Frank Shuter
- Born: 17 June 1943 Rotorua, New Zealand
- Died: 12 July 1997 (aged 54) California, United States
- Nationality: New Zealander

Career history

Great Britain
- 1965-1968: Swindon Robins
- 1969-1970, 1972: Poole Pirates
- 1973-1974: Exeter Falcons

United States
- 1976: LA Sprockets

Individual honours
- 1971: New Zealand Champion

Team honours
- 1967, 1969, 1974: British League Champion
- 1967, 1968: Midland Cup Winner

= Frank Shuter (speedway rider) =

New Zealand speedway rider

Franklin John Shuter (17 June 1943 – 12 July 1997) was a New Zealand motorcycle speedway rider. He rode with, and was League champion with each of the Swindon Robins, the Poole Pirates and the Exeter Falcons in the British League. He earned 14 caps for the New Zealand national speedway team.

== Biography ==
Shuter was born in Rotorua but spent most of his early life in Christchurch after his parents moved there in 1952. His father Frank, was one of the South Island's leading motor racing drivers. In the early 1960s Shuter drove his father's cars in races at Tahuna Beach, Ruapuna and Wigram. He also competed in motocross events.
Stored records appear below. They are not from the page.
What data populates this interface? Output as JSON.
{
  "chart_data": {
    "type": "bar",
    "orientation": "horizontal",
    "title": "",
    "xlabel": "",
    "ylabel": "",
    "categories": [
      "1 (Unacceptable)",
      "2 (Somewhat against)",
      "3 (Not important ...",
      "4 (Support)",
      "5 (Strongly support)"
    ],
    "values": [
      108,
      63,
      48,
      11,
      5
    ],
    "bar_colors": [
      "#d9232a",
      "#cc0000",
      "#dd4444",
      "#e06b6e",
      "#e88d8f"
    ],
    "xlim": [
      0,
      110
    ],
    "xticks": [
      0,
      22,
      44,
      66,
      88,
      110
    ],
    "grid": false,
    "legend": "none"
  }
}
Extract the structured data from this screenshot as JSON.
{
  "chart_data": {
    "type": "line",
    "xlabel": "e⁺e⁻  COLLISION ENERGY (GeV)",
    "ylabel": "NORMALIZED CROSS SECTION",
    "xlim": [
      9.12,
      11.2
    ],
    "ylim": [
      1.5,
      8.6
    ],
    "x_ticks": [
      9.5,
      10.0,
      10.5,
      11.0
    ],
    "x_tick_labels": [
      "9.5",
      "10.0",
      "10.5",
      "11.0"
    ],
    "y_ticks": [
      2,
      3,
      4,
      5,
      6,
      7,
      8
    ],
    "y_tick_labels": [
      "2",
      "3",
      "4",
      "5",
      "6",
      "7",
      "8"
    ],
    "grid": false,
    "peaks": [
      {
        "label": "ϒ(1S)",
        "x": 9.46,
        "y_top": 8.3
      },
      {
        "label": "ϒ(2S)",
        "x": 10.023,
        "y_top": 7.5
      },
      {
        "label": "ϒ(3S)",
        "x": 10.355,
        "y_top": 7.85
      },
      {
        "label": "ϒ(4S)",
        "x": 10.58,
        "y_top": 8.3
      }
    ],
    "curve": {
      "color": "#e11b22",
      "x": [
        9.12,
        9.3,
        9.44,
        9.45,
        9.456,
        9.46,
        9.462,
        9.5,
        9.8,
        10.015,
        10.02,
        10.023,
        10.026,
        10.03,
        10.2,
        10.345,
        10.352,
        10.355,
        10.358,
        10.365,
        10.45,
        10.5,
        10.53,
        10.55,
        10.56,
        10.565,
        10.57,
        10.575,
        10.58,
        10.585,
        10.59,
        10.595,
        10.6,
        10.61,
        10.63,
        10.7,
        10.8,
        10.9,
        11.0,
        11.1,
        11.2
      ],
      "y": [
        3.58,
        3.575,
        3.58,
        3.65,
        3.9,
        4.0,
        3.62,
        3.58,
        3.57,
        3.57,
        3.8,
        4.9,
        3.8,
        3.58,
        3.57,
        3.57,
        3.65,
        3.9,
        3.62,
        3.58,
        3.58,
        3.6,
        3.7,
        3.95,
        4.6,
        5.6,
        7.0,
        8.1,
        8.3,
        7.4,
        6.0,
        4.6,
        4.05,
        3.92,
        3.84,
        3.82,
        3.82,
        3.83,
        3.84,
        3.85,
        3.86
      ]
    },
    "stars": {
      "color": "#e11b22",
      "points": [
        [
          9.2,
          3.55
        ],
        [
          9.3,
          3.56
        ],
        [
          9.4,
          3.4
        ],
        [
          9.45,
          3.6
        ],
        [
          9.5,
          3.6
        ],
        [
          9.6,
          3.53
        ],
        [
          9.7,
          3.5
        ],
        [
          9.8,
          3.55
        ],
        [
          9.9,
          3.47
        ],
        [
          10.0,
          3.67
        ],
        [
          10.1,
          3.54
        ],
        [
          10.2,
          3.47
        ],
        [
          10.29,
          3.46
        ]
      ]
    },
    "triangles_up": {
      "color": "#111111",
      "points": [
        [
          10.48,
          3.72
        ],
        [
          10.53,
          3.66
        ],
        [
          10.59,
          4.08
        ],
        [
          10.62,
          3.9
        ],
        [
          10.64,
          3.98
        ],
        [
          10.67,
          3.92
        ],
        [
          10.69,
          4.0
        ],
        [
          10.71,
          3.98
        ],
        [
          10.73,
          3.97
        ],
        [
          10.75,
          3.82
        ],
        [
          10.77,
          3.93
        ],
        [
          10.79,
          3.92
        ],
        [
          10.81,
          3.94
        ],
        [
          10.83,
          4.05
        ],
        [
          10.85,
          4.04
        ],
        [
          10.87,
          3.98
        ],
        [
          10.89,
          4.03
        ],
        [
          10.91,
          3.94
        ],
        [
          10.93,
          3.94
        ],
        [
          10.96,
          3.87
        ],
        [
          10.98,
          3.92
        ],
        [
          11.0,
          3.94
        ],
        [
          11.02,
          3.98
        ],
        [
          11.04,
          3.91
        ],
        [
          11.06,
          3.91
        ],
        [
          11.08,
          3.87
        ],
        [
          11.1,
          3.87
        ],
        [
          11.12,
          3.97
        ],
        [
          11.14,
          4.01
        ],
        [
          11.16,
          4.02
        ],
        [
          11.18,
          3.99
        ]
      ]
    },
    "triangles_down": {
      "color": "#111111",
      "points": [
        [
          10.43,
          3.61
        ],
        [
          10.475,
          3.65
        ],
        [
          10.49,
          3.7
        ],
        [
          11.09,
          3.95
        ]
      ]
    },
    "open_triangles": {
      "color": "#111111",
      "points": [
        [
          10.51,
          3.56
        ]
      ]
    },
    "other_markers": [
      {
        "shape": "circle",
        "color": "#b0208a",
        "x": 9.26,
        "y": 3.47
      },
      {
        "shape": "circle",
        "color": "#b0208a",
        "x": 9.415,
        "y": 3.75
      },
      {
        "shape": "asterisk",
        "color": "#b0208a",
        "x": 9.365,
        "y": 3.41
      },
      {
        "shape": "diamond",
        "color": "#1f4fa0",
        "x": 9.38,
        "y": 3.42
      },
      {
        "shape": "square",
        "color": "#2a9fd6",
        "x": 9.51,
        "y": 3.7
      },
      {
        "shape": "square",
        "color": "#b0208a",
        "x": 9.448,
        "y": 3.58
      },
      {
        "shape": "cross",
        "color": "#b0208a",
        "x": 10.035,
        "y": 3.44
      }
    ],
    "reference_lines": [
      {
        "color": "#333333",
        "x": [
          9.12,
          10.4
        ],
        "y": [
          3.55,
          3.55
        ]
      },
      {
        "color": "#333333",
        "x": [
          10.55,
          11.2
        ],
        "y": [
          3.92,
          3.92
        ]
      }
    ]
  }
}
Shuter began riding speedway at the Templeton Speedway in Christchurch in 1963. He moved to England in 1965 and joined the Swindon Robins. In 1969 he was transferred to the Poole Pirates. In late 1970 he returned to New Zealand and had a break from speedway for a year. Shuter won the New Zealand Championship in 1971. He returned to England in 1972 and rode for Poole again. The following year, he was transferred to the Exeter Falcons. When Exeter won the League Championship in 1974, he became the first rider to win three league medals with different clubs. He retired from riding in the British League at the end of 1974 and moved to Israel. While living there he rode for a Rest of the World team v. U.S.A. in March 1976. He then moved to California to ride for the LA Sprockets in the American League. He was injured in a track accident and retired from speedway in May 1976.

== Personal life ==
In the late 1970s, Shuter lived Los Angeles. He established an engineering machining business called All Right Machining in Los Angeles which worked on engines and transmissions for aircraft companies. He later moved the business to Hemet, and in 1996, he sold it to the Stillen Company. He died in a traffic accident on 12 July 1997.